Binet believed that the Binet-Simon scale was simply a measure of a child's ability to perform specific tasks at a particular moment in the student's life. He felt that intelligence was too complex to be defined by a single number, and he warned against efforts to attach greater meaning to the results. Despite those warnings, in the United States Henry Goddard used the tests to identify levels of "feeblemindedness," and was convinced that these scores were reliable indicators of intelligence.
In the spring of 1913, Goddard decided to prove the effectiveness of the test by sending two field workers to Ellis Island in New York harbor, the entry point for most immigrants.
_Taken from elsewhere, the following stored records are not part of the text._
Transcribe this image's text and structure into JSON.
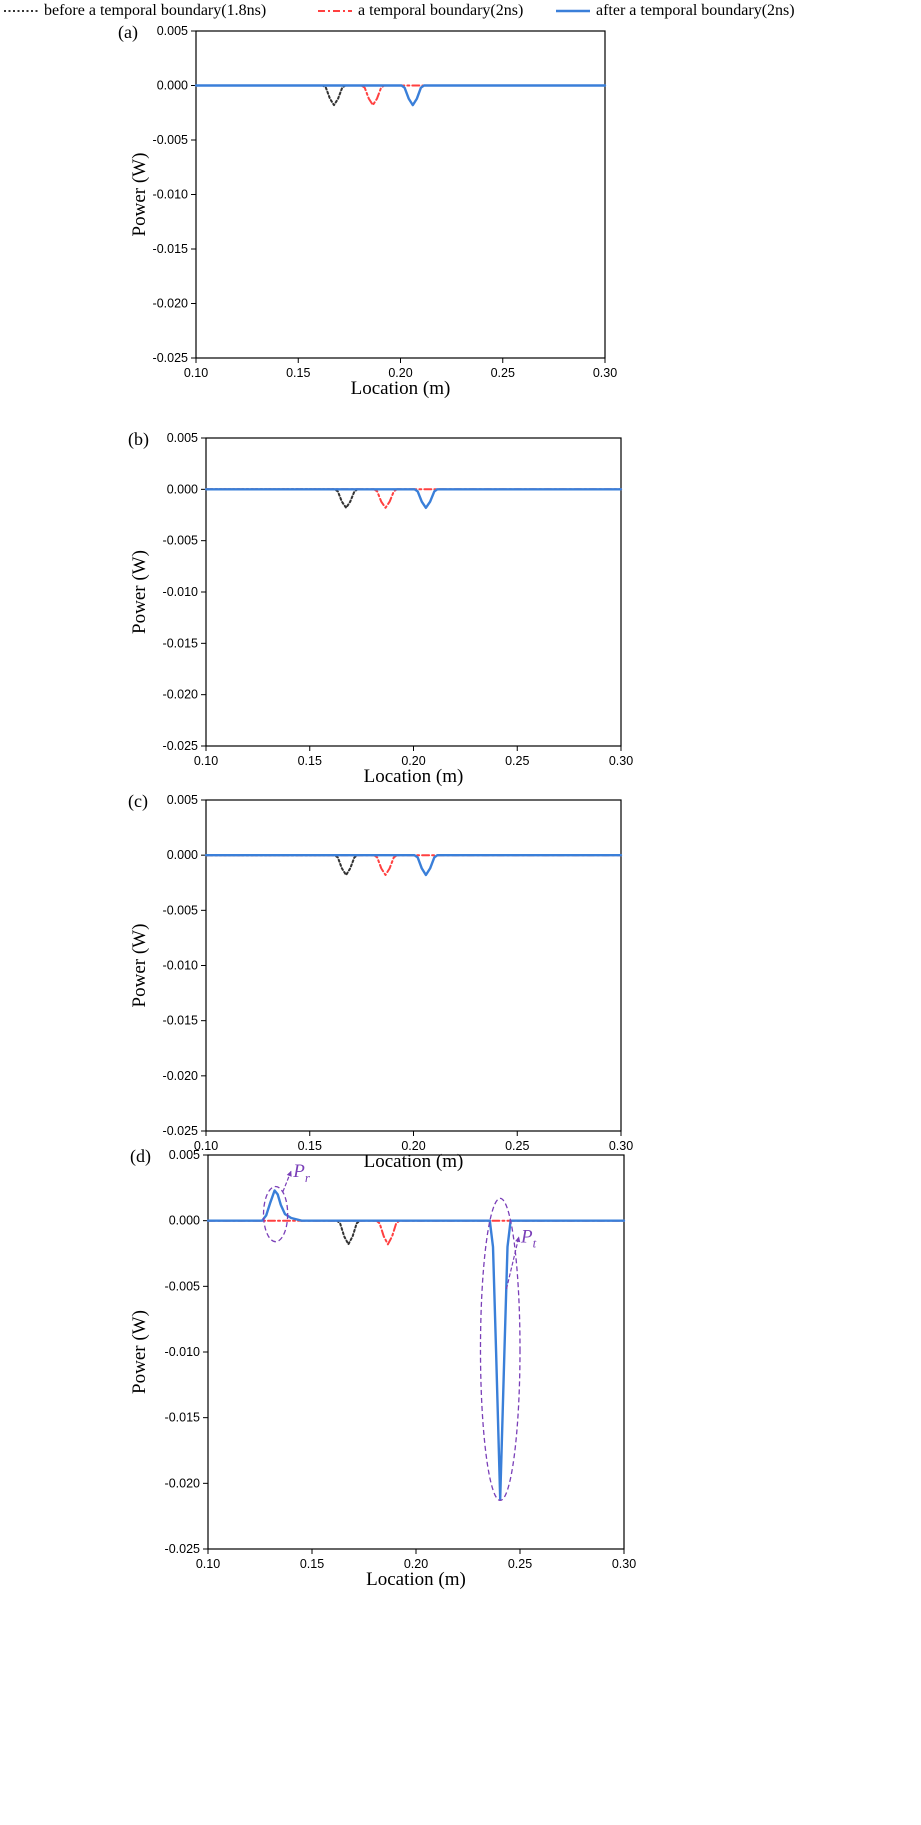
{
  "legend": [
    {
      "label": "before a temporal boundary(1.8ns)",
      "color": "#333333",
      "dash": "dotted"
    },
    {
      "label": "a temporal boundary(2ns)",
      "color": "#ff4040",
      "dash": "dashdot"
    },
    {
      "label": "after a temporal boundary(2ns)",
      "color": "#3a7fd9",
      "dash": "solid"
    }
  ],
  "chart_data": [
    {
      "type": "line",
      "panel_label": "(a)",
      "xlabel": "Location  (m)",
      "ylabel": "Power  (W)",
      "xlim": [
        0.1,
        0.3
      ],
      "ylim": [
        -0.025,
        0.005
      ],
      "xticks": [
        "0.10",
        "0.15",
        "0.20",
        "0.25",
        "0.30"
      ],
      "yticks": [
        "0.005",
        "0.000",
        "-0.005",
        "-0.010",
        "-0.015",
        "-0.020",
        "-0.025"
      ],
      "series": [
        {
          "name": "before a temporal boundary(1.8ns)",
          "color": "#333333",
          "dash": "dotted",
          "points": [
            [
              0.1,
              0
            ],
            [
              0.162,
              0
            ],
            [
              0.1635,
              -0.0002
            ],
            [
              0.1655,
              -0.0012
            ],
            [
              0.1675,
              -0.0018
            ],
            [
              0.1695,
              -0.0012
            ],
            [
              0.1715,
              -0.0002
            ],
            [
              0.173,
              0
            ]
          ]
        },
        {
          "name": "a temporal boundary(2ns)",
          "color": "#ff4040",
          "dash": "dashdot",
          "points": [
            [
              0.1,
              0
            ],
            [
              0.181,
              0
            ],
            [
              0.1825,
              -0.0002
            ],
            [
              0.1845,
              -0.0012
            ],
            [
              0.1865,
              -0.0018
            ],
            [
              0.1885,
              -0.0012
            ],
            [
              0.1905,
              -0.0002
            ],
            [
              0.192,
              0
            ],
            [
              0.3,
              0
            ]
          ]
        },
        {
          "name": "after a temporal boundary(2ns)",
          "color": "#3a7fd9",
          "dash": "solid",
          "points": [
            [
              0.1,
              0
            ],
            [
              0.2005,
              0
            ],
            [
              0.202,
              -0.0002
            ],
            [
              0.204,
              -0.0012
            ],
            [
              0.206,
              -0.0018
            ],
            [
              0.208,
              -0.0012
            ],
            [
              0.21,
              -0.0002
            ],
            [
              0.2115,
              0
            ],
            [
              0.3,
              0
            ]
          ]
        }
      ],
      "annotations": []
    },
    {
      "type": "line",
      "panel_label": "(b)",
      "xlabel": "Location  (m)",
      "ylabel": "Power  (W)",
      "xlim": [
        0.1,
        0.3
      ],
      "ylim": [
        -0.025,
        0.005
      ],
      "xticks": [
        "0.10",
        "0.15",
        "0.20",
        "0.25",
        "0.30"
      ],
      "yticks": [
        "0.005",
        "0.000",
        "-0.005",
        "-0.010",
        "-0.015",
        "-0.020",
        "-0.025"
      ],
      "series": [
        {
          "name": "before a temporal boundary(1.8ns)",
          "color": "#333333",
          "dash": "dotted",
          "points": [
            [
              0.1,
              0
            ],
            [
              0.162,
              0
            ],
            [
              0.1635,
              -0.0002
            ],
            [
              0.1655,
              -0.0012
            ],
            [
              0.1675,
              -0.0018
            ],
            [
              0.1695,
              -0.0012
            ],
            [
              0.1715,
              -0.0002
            ],
            [
              0.173,
              0
            ]
          ]
        },
        {
          "name": "a temporal boundary(2ns)",
          "color": "#ff4040",
          "dash": "dashdot",
          "points": [
            [
              0.1,
              0
            ],
            [
              0.181,
              0
            ],
            [
              0.1825,
              -0.0002
            ],
            [
              0.1845,
              -0.0012
            ],
            [
              0.1865,
              -0.0018
            ],
            [
              0.1885,
              -0.0012
            ],
            [
              0.1905,
              -0.0002
            ],
            [
              0.192,
              0
            ],
            [
              0.3,
              0
            ]
          ]
        },
        {
          "name": "after a temporal boundary(2ns)",
          "color": "#3a7fd9",
          "dash": "solid",
          "points": [
            [
              0.1,
              0
            ],
            [
              0.2005,
              0
            ],
            [
              0.202,
              -0.0002
            ],
            [
              0.204,
              -0.0012
            ],
            [
              0.206,
              -0.0018
            ],
            [
              0.208,
              -0.0012
            ],
            [
              0.21,
              -0.0002
            ],
            [
              0.2115,
              0
            ],
            [
              0.3,
              0
            ]
          ]
        }
      ],
      "annotations": []
    },
    {
      "type": "line",
      "panel_label": "(c)",
      "xlabel": "Location  (m)",
      "ylabel": "Power  (W)",
      "xlim": [
        0.1,
        0.3
      ],
      "ylim": [
        -0.025,
        0.005
      ],
      "xticks": [
        "0.10",
        "0.15",
        "0.20",
        "0.25",
        "0.30"
      ],
      "yticks": [
        "0.005",
        "0.000",
        "-0.005",
        "-0.010",
        "-0.015",
        "-0.020",
        "-0.025"
      ],
      "series": [
        {
          "name": "before a temporal boundary(1.8ns)",
          "color": "#333333",
          "dash": "dotted",
          "points": [
            [
              0.1,
              0
            ],
            [
              0.162,
              0
            ],
            [
              0.1635,
              -0.0002
            ],
            [
              0.1655,
              -0.0012
            ],
            [
              0.1675,
              -0.0018
            ],
            [
              0.1695,
              -0.0012
            ],
            [
              0.1715,
              -0.0002
            ],
            [
              0.173,
              0
            ]
          ]
        },
        {
          "name": "a temporal boundary(2ns)",
          "color": "#ff4040",
          "dash": "dashdot",
          "points": [
            [
              0.1,
              0
            ],
            [
              0.181,
              0
            ],
            [
              0.1825,
              -0.0002
            ],
            [
              0.1845,
              -0.0012
            ],
            [
              0.1865,
              -0.0018
            ],
            [
              0.1885,
              -0.0012
            ],
            [
              0.1905,
              -0.0002
            ],
            [
              0.192,
              0
            ],
            [
              0.3,
              0
            ]
          ]
        },
        {
          "name": "after a temporal boundary(2ns)",
          "color": "#3a7fd9",
          "dash": "solid",
          "points": [
            [
              0.1,
              0
            ],
            [
              0.2005,
              0
            ],
            [
              0.202,
              -0.0002
            ],
            [
              0.204,
              -0.0012
            ],
            [
              0.206,
              -0.0018
            ],
            [
              0.208,
              -0.0012
            ],
            [
              0.21,
              -0.0002
            ],
            [
              0.2115,
              0
            ],
            [
              0.3,
              0
            ]
          ]
        }
      ],
      "annotations": []
    },
    {
      "type": "line",
      "panel_label": "(d)",
      "xlabel": "Location  (m)",
      "ylabel": "Power  (W)",
      "xlim": [
        0.1,
        0.3
      ],
      "ylim": [
        -0.025,
        0.005
      ],
      "xticks": [
        "0.10",
        "0.15",
        "0.20",
        "0.25",
        "0.30"
      ],
      "yticks": [
        "0.005",
        "0.000",
        "-0.005",
        "-0.010",
        "-0.015",
        "-0.020",
        "-0.025"
      ],
      "series": [
        {
          "name": "before a temporal boundary(1.8ns)",
          "color": "#333333",
          "dash": "dotted",
          "points": [
            [
              0.162,
              0
            ],
            [
              0.1635,
              -0.0002
            ],
            [
              0.1655,
              -0.0012
            ],
            [
              0.1675,
              -0.0018
            ],
            [
              0.1695,
              -0.0012
            ],
            [
              0.1715,
              -0.0002
            ],
            [
              0.173,
              0
            ]
          ]
        },
        {
          "name": "a temporal boundary(2ns)",
          "color": "#ff4040",
          "dash": "dashdot",
          "points": [
            [
              0.1,
              0
            ],
            [
              0.181,
              0
            ],
            [
              0.1825,
              -0.0002
            ],
            [
              0.1845,
              -0.0012
            ],
            [
              0.1865,
              -0.0018
            ],
            [
              0.1885,
              -0.0012
            ],
            [
              0.1905,
              -0.0002
            ],
            [
              0.192,
              0
            ],
            [
              0.3,
              0
            ]
          ]
        },
        {
          "name": "after a temporal boundary(2ns)",
          "color": "#3a7fd9",
          "dash": "solid",
          "points": [
            [
              0.1,
              0
            ],
            [
              0.126,
              0
            ],
            [
              0.128,
              0.0004
            ],
            [
              0.13,
              0.0014
            ],
            [
              0.132,
              0.0023
            ],
            [
              0.1335,
              0.002
            ],
            [
              0.135,
              0.0012
            ],
            [
              0.137,
              0.0005
            ],
            [
              0.14,
              0.0002
            ],
            [
              0.145,
              0
            ],
            [
              0.2355,
              0
            ],
            [
              0.237,
              -0.002
            ],
            [
              0.2385,
              -0.01
            ],
            [
              0.2405,
              -0.0212
            ],
            [
              0.2425,
              -0.01
            ],
            [
              0.244,
              -0.002
            ],
            [
              0.2455,
              0
            ],
            [
              0.3,
              0
            ]
          ]
        }
      ],
      "annotations": [
        {
          "label": "P",
          "sub": "r",
          "color": "#7a3fb8",
          "ellipse": {
            "cx": 0.1325,
            "cy": 0.0005,
            "rx": 0.0058,
            "ry": 0.0021
          },
          "arrow_from": [
            0.136,
            0.0022
          ],
          "arrow_to": [
            0.14,
            0.0038
          ],
          "text_at": [
            0.141,
            0.0038
          ]
        },
        {
          "label": "P",
          "sub": "t",
          "color": "#7a3fb8",
          "ellipse": {
            "cx": 0.2405,
            "cy": -0.0098,
            "rx": 0.0095,
            "ry": 0.0115
          },
          "arrow_from": [
            0.2435,
            -0.0052
          ],
          "arrow_to": [
            0.2495,
            -0.0012
          ],
          "text_at": [
            0.2505,
            -0.0012
          ]
        }
      ]
    }
  ]
}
The two workers were told to "pass by the obviously normal" immigrant and choose individuals from the great mass of "average immigrants" for testing. They selected 35 Jews, 22 Hungarians, 50 Italians, and 45 Russians. Based on the results of those tests, Goddard claimed that 80 percent of the Hungarians, 79 percent of the Italians, 87 percent of the Russians, and 83 percent of the Jews were "feebleminded."
2By 1917, IQ tests were being administered by people like Goddard and Lewis Terman. Data was being accumulated and results were being analyzed. But it wasn't until Robert M. Yerkes, a Harvard Psychologist, joined the team and took the tests to the United States Army, that IQ Testing on a mass level was born. Yerkes and his staff administered the test to approximately 1.75 million recruits and the data they accumulated provided powerful fodder for eugenics propaganda, and had a profound effect on social policy.